Marginalização XII

Summer 77
Atarantado pelos automóveis, meus olhos são varados pelo neon, 
degusto minhas doses de cinismo nos balcões molhados pelo vácuo. 

As mariconas fustigam meu corpo com olhares sórdidos, 
cada olhar fere fundo e cria crostas que se endurecem: 
até a noite acabar esses olhares superpostos me tornaram imune. 
Avenida São Luíz e seus anjos turvos, supermaketing de pupilas frenéticas, 
sob as árvores o poder acaricia e intumesce caralhos languidos. 

Há pelos corpos em fila uma náusea imprecisa, eu vejo uma sinfonia de 
cusparadas e aprendo acordes sombrios com os quais devo ornar 
minhas pernas metidas num blue jeans rasgado. 

Meu camarada uns passos à frente negocia sua boca de estátua grega 
perfumada por conhaque e baforadas com um pederasta untuoso 
que pilota uma reluzente máquina. 
Nos viemos do subúrbio numa progressão eufórica, bebemos 
várias cachaças & nossos corações acossados pela média preferem 
a autocorrosão, mas é assim que a cidade nos gosta. 

Eu vejo funcionários públicos levemente maquiados. 

Eu vejo policiais que me tolhem os passos com ameaças de sevícias. 

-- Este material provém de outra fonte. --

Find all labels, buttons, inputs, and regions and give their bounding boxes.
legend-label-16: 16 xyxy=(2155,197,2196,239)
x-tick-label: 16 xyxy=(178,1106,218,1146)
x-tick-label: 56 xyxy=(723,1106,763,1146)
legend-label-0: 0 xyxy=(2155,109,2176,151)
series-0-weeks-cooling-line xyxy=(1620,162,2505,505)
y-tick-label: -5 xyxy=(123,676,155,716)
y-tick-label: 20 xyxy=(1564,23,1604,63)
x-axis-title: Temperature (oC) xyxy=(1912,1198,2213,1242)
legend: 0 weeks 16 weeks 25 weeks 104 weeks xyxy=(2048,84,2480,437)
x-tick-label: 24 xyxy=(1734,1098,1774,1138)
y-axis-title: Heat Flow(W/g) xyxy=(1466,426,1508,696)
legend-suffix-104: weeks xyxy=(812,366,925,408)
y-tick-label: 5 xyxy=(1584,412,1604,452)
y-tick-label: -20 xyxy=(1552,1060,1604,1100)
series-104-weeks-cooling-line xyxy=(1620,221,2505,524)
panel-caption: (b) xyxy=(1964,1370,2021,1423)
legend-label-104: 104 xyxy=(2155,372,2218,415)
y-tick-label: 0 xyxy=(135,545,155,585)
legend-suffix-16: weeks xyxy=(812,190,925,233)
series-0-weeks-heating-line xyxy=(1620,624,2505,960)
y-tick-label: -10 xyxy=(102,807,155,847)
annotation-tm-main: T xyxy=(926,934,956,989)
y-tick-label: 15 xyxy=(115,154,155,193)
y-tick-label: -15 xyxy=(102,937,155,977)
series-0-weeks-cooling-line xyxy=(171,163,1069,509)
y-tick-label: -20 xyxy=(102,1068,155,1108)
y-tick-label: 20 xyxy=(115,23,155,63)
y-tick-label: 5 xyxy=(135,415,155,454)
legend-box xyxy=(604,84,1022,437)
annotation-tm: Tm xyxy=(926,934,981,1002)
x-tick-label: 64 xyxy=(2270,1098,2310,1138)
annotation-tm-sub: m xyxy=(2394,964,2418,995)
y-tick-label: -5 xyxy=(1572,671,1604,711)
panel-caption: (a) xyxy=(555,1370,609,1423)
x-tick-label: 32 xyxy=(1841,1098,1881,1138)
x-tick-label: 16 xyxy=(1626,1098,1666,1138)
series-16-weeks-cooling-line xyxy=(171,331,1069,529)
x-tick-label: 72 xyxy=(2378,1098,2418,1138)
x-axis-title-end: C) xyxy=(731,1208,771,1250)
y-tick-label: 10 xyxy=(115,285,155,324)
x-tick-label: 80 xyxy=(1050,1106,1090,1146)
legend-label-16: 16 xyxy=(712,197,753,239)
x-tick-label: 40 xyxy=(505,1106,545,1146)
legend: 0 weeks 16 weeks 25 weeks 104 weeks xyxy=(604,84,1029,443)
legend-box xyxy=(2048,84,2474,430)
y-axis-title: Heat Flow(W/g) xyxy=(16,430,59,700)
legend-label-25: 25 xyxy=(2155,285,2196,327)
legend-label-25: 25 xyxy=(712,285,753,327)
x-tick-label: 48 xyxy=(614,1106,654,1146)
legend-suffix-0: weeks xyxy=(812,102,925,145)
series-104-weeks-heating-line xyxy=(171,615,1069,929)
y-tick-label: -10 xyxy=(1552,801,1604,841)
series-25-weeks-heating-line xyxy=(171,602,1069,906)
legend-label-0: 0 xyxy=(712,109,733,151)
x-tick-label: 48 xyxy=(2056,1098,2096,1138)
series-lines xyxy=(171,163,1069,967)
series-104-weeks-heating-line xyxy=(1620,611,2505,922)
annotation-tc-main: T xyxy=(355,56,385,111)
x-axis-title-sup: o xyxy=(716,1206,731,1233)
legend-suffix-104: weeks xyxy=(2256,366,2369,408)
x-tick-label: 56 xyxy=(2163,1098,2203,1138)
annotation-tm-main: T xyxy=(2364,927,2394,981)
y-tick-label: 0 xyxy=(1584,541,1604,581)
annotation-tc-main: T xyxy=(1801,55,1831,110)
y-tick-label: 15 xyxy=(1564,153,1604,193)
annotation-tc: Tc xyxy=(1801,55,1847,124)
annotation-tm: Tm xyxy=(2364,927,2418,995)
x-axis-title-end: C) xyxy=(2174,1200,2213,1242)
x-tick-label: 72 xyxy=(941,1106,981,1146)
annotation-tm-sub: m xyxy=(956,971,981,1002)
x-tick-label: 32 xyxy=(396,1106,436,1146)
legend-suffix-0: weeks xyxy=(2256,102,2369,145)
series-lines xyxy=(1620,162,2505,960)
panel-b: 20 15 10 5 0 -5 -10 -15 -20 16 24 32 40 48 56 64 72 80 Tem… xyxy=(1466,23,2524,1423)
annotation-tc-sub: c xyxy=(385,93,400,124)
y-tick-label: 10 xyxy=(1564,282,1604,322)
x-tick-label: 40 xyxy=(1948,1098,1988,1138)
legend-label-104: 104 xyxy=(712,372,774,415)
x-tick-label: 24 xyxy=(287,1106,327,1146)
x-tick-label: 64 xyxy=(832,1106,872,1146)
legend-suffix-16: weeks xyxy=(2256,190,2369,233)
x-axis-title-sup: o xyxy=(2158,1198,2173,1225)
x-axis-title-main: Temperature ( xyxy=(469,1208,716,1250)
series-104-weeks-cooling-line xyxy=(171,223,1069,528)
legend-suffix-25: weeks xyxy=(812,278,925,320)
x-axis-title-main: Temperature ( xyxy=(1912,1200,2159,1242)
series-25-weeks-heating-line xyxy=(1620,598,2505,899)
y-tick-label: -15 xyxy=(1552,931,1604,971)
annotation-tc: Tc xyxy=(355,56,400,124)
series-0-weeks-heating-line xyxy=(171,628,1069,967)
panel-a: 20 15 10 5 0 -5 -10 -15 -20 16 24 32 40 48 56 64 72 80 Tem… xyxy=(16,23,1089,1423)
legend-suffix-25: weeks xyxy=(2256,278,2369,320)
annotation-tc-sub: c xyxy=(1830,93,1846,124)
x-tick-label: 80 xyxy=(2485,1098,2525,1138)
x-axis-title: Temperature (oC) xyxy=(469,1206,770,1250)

Eu vejo as bichinhas evoluirem num frenesi azeitado por 
anfetaminas e um desespero dissimulado. 
As mariconas não as buscam, por isso elas exorcizam a noite 
com gritos e veêm nos outros rapazes um 
frisson de inexistentes limusines. 
O poder pelas esquinas gargalha. 
Atarantado pelo sono, embarco ríspido num carro. 
Logo mais, de madrugada, ejacularei catarro, voltarei no ônibus com 
meu amigo, adentraremos em silêncio o subúrbio 
sabendo que algo em nós foi destroçado.